Awas, 3 Gejala Ini Bisa Pengaruhi Risiko Diabetes hingga Hipertensi

Sindonews, Jurnalis · Kamis 18 Juni 2020 21:59 WIB
https: img.okezone.com content 2020 06 18 481 2232581 awas-3-gejala-ini-bisa-pengaruhi-risiko-diabetes-hingga-hipertensi-XQmY9xY20N.jpg Ilustrasi (Foto : News Medical)

Seiring bertambahnya usia, risiko terhadap berbagai penyakit tentu bisa meningkat. Karenanya, penting bagi Anda menjalani pola hidup sehat sejak usia muda.

Beragam penyakit menular seperti diabetes, jantung, hipertensi hingga stroke memang mengintai seiring bertambah tuanya usia Anda. Penyakit-penyakit tersebut bisa diidap tanpa Anda sadari, meski hanya memiliki tiga gejala.

Adapun gejala yang disebut sebagai sindrom metabolik ini berupa high blood triglycerides, high normal or high blood presurre, big waist, borderline or high blood glucose atau gula darah dan low blood high density lipoprotein.

Dikutip dari Sindonews.com, sindrom metabolik sendiri bukan penyakit, melainkan sebuah serangkaian gejala atau serangkaian penanda menuju penyakit degeneratif.

Cek Gula Darah

"Banyak yang enggak tau sebetulnya sebelum penyakit kronis sebetulnya ada ibaratnya jembatan dulu atau kondisi perantara disebut sindrom metabolik. Minimal kita punya tiga penanda tersebut berati kita sudah termasuk kategori gangguan sindrom metabolik," kata Certified Nutrition and Wellness Consultant Nutrifood, Moch Aldis Ruslialdi SKM CNWC saat Nutriclass yang dikutip dari Sindonews.com.

"Kalau kita udah masuk gangguan sindrom metabolik dalam hitungan tahun, sangat bisa peluangnya kena penyakit kronis atau degeneratif, diabetes, jantung, stroke, darah tinggi. Jadi ini kondisi perantaranya. Semakin banyak penandanya, semakin cepet kita sampai ke penyakit kronis tadi. Sindrom metabolik itu lampu kuningnya," sambungnya

Gejala-gejala tersebut dijelaskan Aldis dapat menyerang siapa saja, termasuk mereka yang memasuki usia produktif. Biasanya, kondisi ini tidak terjadi secara tiba-tiba, melainkan secara perlahan.
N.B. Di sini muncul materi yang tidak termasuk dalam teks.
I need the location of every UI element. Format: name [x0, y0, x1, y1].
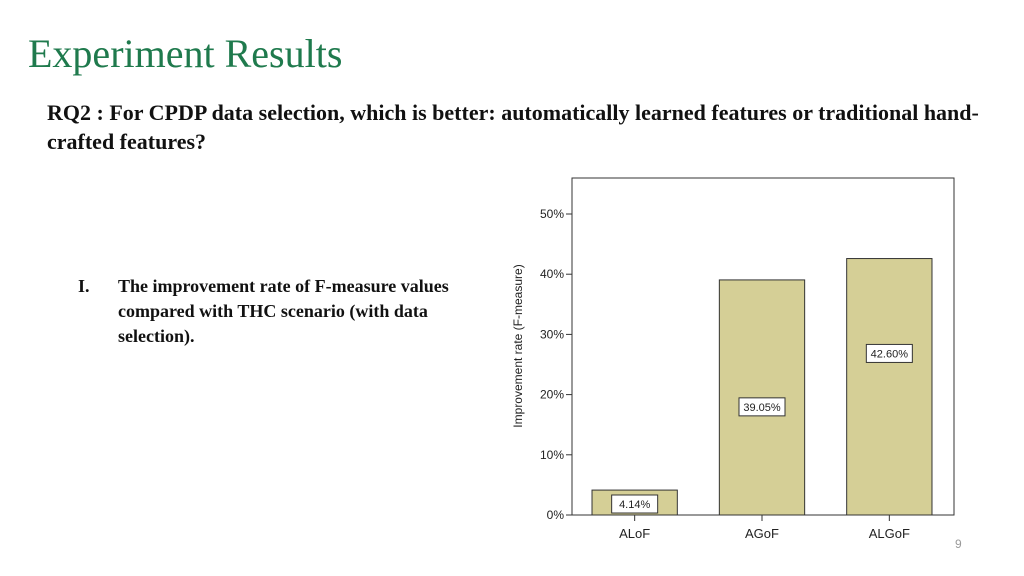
data-label-box: [865, 343, 913, 363]
y-tick-label: 10%: [540, 448, 564, 462]
data-label: 42.60%: [871, 348, 909, 360]
y-tick-label: 0%: [547, 508, 565, 522]
research-question: RQ2 : For CPDP data selection, which is …: [47, 100, 979, 154]
data-label: 4.14%: [619, 499, 650, 511]
bars: 4.14% 39.05% 42.60%: [591, 258, 933, 516]
y-axis-title: Improvement rate (F-measure): [511, 264, 525, 427]
page-number: 9: [955, 537, 962, 551]
data-label-box: [611, 494, 659, 514]
y-ticks: 0% 10% 20% 30% 40% 50%: [540, 207, 572, 522]
y-tick-label: 50%: [540, 207, 564, 221]
x-tick-label: AGoF: [745, 526, 779, 541]
data-label-box: [738, 397, 786, 417]
slide-title: Experiment Results: [28, 31, 343, 76]
x-tick-label: ALoF: [619, 526, 650, 541]
y-tick-label: 30%: [540, 327, 564, 341]
list-marker: I.: [78, 276, 90, 296]
x-ticks: ALoF AGoF ALGoF: [619, 515, 910, 541]
bar-algof: [846, 258, 933, 516]
y-tick-label: 40%: [540, 267, 564, 281]
data-label: 39.05%: [743, 402, 781, 414]
list-item-text: The improvement rate of F-measure values…: [118, 276, 449, 346]
x-tick-label: ALGoF: [869, 526, 910, 541]
y-tick-label: 20%: [540, 388, 564, 402]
Seperti halnya, lingkar perut yang menandakan obesitas central atau buncit bukanlah hal positif. Perut buncit sendiri menunjukkan adanya gangguan metabolisme pada tubuh.

"Kondisi tadi itu real. Apalagi orang-orang usia produktif sangat mungkin kena. Kaya triglesida tinggi itu enggak tiba-tiba tinggi. Itu pasti akan ada prosesnya, tekanan darah juga, lingkar perut juga. Enggak mungkin bangun tidur tiba-tiba perut buncit, kecuali kembung. Kalo lingkar perutnya membesar itu pasti ada prosesnya," jelasnya.

Baca Juga : Gara-Gara Kentut, Pria Ini Didenda Rp8 Juta!

Sementara itu, di antara semua gangguan sindrom metabolik ini disebabkan oleh obesitas atau kegemukan yang menjadi benang merah. "Jadi ibaratnya dengan obesitas punya peluang yang besar untuk semua gangguan sindrom metabolik. Gula darah, tekanan darah, trigliserida yang tinggi hubungannya sangat erat dengan obesitas," imbuh dia.

Beruntungnya, gaya hidup sehat diungkapkan Aldis dapat membantu mencegah kondisi ini. Di sisi lain, mengingat gejala ini terjadi secara berproses, maka penting untuk melakukan pencegahan sedini mungkin. Selain itu, penting juga untuk mengontrol berat badan yang sudah terbukti manfaatnya dapat menurunkan risiko berbagai macam penyakit.

"Penelitian terbaru menunjukkan dengan kita mengontrol berat badan, istilahnya nurunin nih berat badannya dari lebih ke semakin normal, turun 5% aja bisa memperbaiki seluruh profil gangguan sindrom metabolik," tandasnya.